Parliamentary Secretary for Reforms and Equality
- In office 14 May 2022 – 27 April 2026

Member of Parliament
- Incumbent
- Assumed office 7 May 2022

Personal details
- Born: 2 December 1993 (age 32)
- Party: Labour Party
- Spouse: Andrea Nurchi ​(m. 2021)​
- Children: 1
- Education: University of Malta (BA); University of Edinburgh (MSc);
- Occupation: Politician

= Rebecca Buttigieg =

Maltese politician (born 1993)

Rebecca Buttigieg (born 2 December 1993) is a Maltese politician from the Labour Party who is currently serving as Parliamentary Secretary for Reforms and Equality in the Maltese Government. She was elected to the Parliament of Malta in the 2022 general election.

== Career ==
Buttigieg began her career at the Parliamentary Assembly of the Mediterranean. She served as a Policy Officer at the Permanent Representation of Malta to the European Union when Malta served as president of the Council of the European Union in 2017. That year she started work as Spokesperson for the Ministry for Economy.

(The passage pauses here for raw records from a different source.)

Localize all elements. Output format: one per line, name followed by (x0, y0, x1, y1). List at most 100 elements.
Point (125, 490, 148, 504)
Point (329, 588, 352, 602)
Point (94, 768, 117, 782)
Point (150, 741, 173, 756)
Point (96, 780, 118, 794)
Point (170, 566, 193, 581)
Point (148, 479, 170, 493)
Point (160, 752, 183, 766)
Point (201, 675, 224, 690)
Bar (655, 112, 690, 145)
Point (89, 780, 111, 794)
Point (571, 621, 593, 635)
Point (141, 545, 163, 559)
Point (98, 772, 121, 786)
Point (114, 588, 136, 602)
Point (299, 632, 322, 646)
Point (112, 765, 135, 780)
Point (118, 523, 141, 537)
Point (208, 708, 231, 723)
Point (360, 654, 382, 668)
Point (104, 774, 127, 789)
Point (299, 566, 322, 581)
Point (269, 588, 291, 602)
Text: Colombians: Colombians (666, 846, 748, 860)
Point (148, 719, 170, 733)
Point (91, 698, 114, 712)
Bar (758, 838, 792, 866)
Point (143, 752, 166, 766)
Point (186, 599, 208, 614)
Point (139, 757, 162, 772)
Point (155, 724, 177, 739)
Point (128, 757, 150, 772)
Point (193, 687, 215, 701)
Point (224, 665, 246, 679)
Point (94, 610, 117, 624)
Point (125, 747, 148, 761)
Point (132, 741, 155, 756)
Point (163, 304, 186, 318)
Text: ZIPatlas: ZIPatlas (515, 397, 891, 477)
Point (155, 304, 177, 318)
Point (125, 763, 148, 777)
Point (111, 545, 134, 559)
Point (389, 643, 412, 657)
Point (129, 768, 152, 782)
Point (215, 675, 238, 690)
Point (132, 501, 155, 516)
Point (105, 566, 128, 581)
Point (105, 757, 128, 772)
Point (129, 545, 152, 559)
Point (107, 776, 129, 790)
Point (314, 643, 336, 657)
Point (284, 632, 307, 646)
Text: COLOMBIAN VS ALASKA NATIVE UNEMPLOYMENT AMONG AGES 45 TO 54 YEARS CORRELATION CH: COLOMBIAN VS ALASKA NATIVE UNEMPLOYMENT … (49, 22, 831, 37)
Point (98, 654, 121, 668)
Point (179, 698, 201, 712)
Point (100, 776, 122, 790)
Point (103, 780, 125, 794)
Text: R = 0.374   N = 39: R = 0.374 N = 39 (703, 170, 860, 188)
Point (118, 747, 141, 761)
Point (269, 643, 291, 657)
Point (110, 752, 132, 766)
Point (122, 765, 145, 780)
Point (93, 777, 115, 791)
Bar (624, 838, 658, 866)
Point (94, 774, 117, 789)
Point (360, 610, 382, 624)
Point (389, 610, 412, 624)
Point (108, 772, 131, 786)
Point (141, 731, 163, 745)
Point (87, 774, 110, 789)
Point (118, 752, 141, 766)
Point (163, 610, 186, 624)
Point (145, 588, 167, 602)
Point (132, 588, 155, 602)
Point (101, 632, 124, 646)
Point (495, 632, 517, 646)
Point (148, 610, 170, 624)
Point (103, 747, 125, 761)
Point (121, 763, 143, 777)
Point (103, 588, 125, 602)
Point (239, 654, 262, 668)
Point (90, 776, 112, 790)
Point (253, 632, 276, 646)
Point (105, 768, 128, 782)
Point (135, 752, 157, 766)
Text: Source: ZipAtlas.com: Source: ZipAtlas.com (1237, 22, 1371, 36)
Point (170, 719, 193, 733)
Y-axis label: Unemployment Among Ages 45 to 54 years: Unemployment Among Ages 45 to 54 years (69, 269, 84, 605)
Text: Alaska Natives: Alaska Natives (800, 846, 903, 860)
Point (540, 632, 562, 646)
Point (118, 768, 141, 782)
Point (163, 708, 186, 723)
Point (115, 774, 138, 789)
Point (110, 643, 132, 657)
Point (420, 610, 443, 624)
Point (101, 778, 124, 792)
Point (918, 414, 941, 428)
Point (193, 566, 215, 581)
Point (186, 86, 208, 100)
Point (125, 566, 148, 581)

She was elected to the Parliament of Malta in the 2022 general election. In Parliament, she is a member of the Foreign and European Affairs Committee. She is also the Parliamentary Secretary for Reforms and Equality. In this role, she has promised evaluation of cannabis reform and smoking inside and for there to be papers by the governments on euthanasia. She has also supported LGBTIQ+ rights and taking a more inclusive approach for the community, which she has stated are fundamental human rights. In addition, Buttigieg has supported looser restrictions on abortion, especially when women are experiencing complications during pregnancy, which she has stated gives prospective mothers "peace of mind".

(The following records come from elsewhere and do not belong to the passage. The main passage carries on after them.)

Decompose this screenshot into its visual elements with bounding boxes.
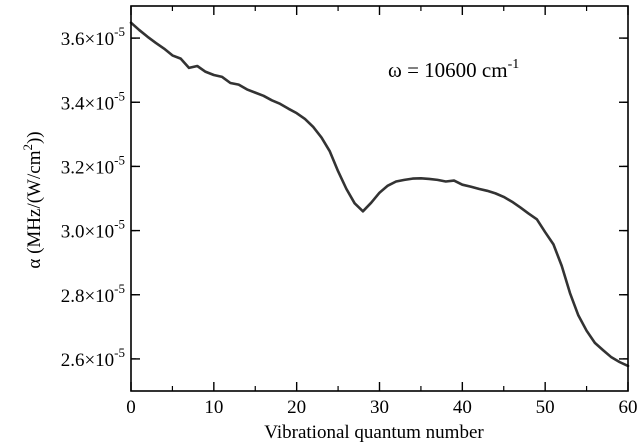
y-tick-mantissa: 3.6×10 [61, 29, 114, 50]
y-tick-exponent: -5 [114, 217, 125, 232]
x-tick-label: 60 [619, 397, 638, 418]
y-tick-exponent: -5 [114, 281, 125, 296]
y-tick-mantissa: 3.2×10 [61, 157, 114, 178]
y-tick-label: 3.4×10-5 [61, 88, 125, 114]
y-tick-mantissa: 3.4×10 [61, 93, 114, 114]
y-axis-title-main: α (MHz/(W/cm [24, 150, 45, 268]
y-tick-label: 3.6×10-5 [61, 24, 125, 50]
y-tick-exponent: -5 [114, 345, 125, 360]
y-axis-title-tail: )) [24, 131, 45, 144]
x-tick-label: 40 [453, 397, 472, 418]
annotation-text: ω = 10600 cm [388, 58, 508, 82]
y-axis-ticks: 2.6×10-52.8×10-53.0×10-53.2×10-53.4×10-5… [61, 24, 628, 371]
y-tick-label: 3.0×10-5 [61, 217, 125, 243]
x-tick-label: 50 [536, 397, 555, 418]
series-line [129, 21, 630, 368]
x-axis-ticks: 0 10 20 30 40 50 60 [126, 6, 638, 418]
y-tick-label: 2.8×10-5 [61, 281, 125, 307]
plot-frame [130, 5, 629, 392]
y-tick-mantissa: 3.0×10 [61, 222, 114, 243]
x-tick-label: 20 [287, 397, 306, 418]
y-axis-title: α (MHz/(W/cm2)) [20, 131, 45, 268]
y-tick-exponent: -5 [114, 24, 125, 39]
y-tick-mantissa: 2.8×10 [61, 286, 114, 307]
y-tick-mantissa: 2.6×10 [61, 350, 114, 371]
y-tick-exponent: -5 [114, 152, 125, 167]
y-axis-title-sup: 2 [20, 144, 35, 151]
x-tick-label: 10 [204, 397, 223, 418]
y-tick-label: 2.6×10-5 [61, 345, 125, 371]
y-tick-label: 3.2×10-5 [61, 152, 125, 178]
annotation-superscript: -1 [508, 57, 520, 72]
x-tick-label: 30 [370, 397, 389, 418]
y-tick-exponent: -5 [114, 88, 125, 103]
x-axis-title: Vibrational quantum number [264, 422, 484, 443]
x-tick-label: 0 [126, 397, 136, 418]
annotation: ω = 10600 cm-1 [388, 57, 519, 82]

In January 2025, Buttigieg was named a European Young Leader by Friends of Europe.

== Personal life ==
Buttigieg graduated from the University of Malta with a Bachelor of Arts degree in International Relations, and graduated from the University of Edinburgh in 2015 with a Master of Science degree in Global Crime, Justice and Security.

Buttigieg and her husband, Andrea, have one daughter, born in 2024.